Thanks for the interesting update! To give readers a sense of what is happening to human embryos here, would you please clarify #4? In the typical case you describe, where 10 embryos are produced, are the 8 biopsied the only ones with a chance of living–i.e., are the other 2 clearly unable to remain viable if implanted? Is the one of the 8 that is not diagnosed, still viable if implanted (i.e., is it simply unknown what it’s genetic make-up will be)? Of the remaining 7, 5 are abnormal, but presumably any of those 5 could remain viable if implanted,… Read more »

Jon Holmlund, M.D.
Jon Holmlund, M.D.

As I understood the presentation, for some reason (not clear to me), biopsy either could (technically) or would be done on only 8 of the 10 embryos produced. I inferred at the time of the presentation that the limitation was technical. A diagnosis would be made on only 7 of the 8–again, for technical reasons. The 5 “abnormal” would be affected in some way, but would indeed be potentially viable if implanted. Of the two normal (unaffected with the disease), only one would be judged fit (likely to survive to term birth) if implanted, but I imagine there might be… Read more »

Mark Hughes, MD, PhD

This is an attempt to answer Dr. Holmlund’s question and clarify the question by Mr. Kilner. 1)In any IVF cycle, regardless of whether genetic testing is performed, some of the collected eggs do not fertilize and some of those that do, fail to develop at the clinic.
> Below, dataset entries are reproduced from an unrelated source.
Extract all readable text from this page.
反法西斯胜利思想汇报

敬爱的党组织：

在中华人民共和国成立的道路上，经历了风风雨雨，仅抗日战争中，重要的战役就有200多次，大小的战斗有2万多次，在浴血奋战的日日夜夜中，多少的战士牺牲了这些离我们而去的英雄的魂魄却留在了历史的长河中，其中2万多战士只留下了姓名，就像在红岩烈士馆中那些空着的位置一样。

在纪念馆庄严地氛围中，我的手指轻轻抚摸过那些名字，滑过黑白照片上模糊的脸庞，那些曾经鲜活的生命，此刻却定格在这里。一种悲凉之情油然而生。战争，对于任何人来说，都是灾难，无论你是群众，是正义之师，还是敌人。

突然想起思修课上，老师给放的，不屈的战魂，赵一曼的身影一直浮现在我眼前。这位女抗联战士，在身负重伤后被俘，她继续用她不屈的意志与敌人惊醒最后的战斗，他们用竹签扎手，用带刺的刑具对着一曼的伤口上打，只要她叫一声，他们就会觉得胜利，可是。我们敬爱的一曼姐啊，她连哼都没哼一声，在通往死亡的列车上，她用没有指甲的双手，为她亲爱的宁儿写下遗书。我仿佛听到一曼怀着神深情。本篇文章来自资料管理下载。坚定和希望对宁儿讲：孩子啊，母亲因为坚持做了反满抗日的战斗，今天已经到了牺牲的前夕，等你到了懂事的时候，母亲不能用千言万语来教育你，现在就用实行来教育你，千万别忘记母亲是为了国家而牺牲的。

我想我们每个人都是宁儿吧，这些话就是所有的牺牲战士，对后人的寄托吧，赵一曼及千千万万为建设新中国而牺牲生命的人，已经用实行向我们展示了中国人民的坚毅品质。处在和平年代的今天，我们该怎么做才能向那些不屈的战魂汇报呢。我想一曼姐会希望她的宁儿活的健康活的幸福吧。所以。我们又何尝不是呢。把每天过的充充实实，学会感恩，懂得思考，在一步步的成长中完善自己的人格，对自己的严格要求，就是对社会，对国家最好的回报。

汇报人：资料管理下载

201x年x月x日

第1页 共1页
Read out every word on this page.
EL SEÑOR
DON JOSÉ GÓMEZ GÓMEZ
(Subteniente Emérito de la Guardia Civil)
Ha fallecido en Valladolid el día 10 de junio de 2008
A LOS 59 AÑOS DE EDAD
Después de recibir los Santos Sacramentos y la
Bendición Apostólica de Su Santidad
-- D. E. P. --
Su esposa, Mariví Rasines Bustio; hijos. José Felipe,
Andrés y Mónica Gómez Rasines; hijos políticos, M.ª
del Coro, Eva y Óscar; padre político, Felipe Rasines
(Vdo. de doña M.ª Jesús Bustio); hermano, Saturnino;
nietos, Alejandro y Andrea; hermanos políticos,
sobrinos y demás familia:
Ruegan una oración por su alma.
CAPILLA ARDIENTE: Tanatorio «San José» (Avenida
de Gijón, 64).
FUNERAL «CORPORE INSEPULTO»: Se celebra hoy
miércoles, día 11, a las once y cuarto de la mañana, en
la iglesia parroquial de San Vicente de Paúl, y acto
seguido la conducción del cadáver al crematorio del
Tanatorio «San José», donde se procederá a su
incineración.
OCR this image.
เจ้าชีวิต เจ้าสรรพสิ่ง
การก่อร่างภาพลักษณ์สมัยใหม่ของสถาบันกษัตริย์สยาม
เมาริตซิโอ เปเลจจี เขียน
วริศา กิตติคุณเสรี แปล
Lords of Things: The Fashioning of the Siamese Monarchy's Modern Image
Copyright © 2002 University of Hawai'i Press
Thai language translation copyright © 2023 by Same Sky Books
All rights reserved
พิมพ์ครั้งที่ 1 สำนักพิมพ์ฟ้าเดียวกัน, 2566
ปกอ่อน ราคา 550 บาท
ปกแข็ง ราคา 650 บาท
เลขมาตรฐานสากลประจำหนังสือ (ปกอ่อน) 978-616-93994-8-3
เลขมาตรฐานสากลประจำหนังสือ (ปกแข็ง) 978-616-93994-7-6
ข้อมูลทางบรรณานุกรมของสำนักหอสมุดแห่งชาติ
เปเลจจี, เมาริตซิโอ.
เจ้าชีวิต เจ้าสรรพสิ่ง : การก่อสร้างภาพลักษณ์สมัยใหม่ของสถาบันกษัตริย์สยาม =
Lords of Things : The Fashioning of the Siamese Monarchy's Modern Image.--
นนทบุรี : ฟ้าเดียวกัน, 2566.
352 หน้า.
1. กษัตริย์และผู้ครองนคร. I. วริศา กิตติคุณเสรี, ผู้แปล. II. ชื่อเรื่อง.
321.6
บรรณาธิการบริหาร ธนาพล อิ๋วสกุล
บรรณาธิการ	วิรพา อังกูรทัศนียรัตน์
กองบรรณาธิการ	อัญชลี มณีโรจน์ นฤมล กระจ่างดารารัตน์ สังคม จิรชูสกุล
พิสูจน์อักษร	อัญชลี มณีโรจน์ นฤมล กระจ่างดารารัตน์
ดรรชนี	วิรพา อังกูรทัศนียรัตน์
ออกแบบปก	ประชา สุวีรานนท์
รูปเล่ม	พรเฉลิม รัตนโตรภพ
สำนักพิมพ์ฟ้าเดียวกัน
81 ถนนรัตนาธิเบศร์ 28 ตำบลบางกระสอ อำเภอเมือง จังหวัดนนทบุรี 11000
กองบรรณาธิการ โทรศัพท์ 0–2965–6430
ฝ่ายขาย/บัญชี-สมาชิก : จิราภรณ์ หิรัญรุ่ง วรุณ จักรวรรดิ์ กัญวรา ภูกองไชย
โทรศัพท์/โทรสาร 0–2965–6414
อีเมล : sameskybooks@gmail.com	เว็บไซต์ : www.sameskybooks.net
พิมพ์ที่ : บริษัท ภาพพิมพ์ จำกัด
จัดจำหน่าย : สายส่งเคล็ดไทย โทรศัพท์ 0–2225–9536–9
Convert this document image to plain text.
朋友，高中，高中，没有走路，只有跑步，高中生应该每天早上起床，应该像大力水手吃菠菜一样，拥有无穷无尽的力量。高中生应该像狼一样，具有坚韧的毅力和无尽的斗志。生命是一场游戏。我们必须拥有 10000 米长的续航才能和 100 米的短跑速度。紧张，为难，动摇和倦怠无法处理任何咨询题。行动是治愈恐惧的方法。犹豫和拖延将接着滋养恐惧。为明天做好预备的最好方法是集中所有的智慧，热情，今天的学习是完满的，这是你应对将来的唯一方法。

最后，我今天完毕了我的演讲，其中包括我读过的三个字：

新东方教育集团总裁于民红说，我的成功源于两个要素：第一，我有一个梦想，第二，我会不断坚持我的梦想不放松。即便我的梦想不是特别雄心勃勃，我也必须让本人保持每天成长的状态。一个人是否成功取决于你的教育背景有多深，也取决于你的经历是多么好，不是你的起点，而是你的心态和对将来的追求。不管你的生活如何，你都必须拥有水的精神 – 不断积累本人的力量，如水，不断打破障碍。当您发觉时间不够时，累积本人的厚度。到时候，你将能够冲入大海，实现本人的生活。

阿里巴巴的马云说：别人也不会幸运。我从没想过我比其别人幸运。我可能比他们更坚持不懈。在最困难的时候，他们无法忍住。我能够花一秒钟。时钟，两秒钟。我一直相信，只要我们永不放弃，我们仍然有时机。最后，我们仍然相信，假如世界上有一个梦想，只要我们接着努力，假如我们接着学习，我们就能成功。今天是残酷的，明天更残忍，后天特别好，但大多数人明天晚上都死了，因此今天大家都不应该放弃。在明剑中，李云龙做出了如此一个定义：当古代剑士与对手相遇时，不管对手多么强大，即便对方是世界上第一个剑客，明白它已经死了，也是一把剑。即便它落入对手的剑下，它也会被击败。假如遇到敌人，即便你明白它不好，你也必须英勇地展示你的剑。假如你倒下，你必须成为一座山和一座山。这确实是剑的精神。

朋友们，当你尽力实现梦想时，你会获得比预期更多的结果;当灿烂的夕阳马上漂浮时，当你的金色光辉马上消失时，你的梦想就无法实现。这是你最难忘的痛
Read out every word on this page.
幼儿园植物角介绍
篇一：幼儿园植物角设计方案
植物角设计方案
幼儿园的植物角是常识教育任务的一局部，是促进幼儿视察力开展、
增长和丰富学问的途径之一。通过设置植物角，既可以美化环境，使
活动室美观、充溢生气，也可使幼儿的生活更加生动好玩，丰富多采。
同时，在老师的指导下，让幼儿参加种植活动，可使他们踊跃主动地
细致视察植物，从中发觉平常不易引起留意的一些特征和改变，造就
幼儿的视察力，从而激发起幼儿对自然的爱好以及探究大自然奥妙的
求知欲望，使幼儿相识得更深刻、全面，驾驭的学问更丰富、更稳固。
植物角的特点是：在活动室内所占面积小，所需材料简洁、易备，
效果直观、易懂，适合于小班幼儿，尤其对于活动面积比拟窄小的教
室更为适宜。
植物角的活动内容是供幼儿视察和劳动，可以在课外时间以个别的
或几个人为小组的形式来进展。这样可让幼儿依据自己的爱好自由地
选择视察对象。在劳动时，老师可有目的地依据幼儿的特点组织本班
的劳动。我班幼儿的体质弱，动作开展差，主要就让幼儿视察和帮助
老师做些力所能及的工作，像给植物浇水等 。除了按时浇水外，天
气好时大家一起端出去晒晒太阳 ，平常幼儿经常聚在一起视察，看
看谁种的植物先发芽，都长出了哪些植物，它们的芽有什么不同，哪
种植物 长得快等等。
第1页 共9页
It is believed that this mimics what occurs in the uterus in that mother nature recognizes that some fertilized eggs simply are not biologically capable of producing a baby. 2) Couples at high risk for an inherited genetic disease have multiple choices: a) they can elect not to have any (more) children; b)… Read more »


I really appreciate your articles about the state of PGD. I am also engaged to related industry and working as a genetic researcher in La Jolla leading genetic testing center Progenesis.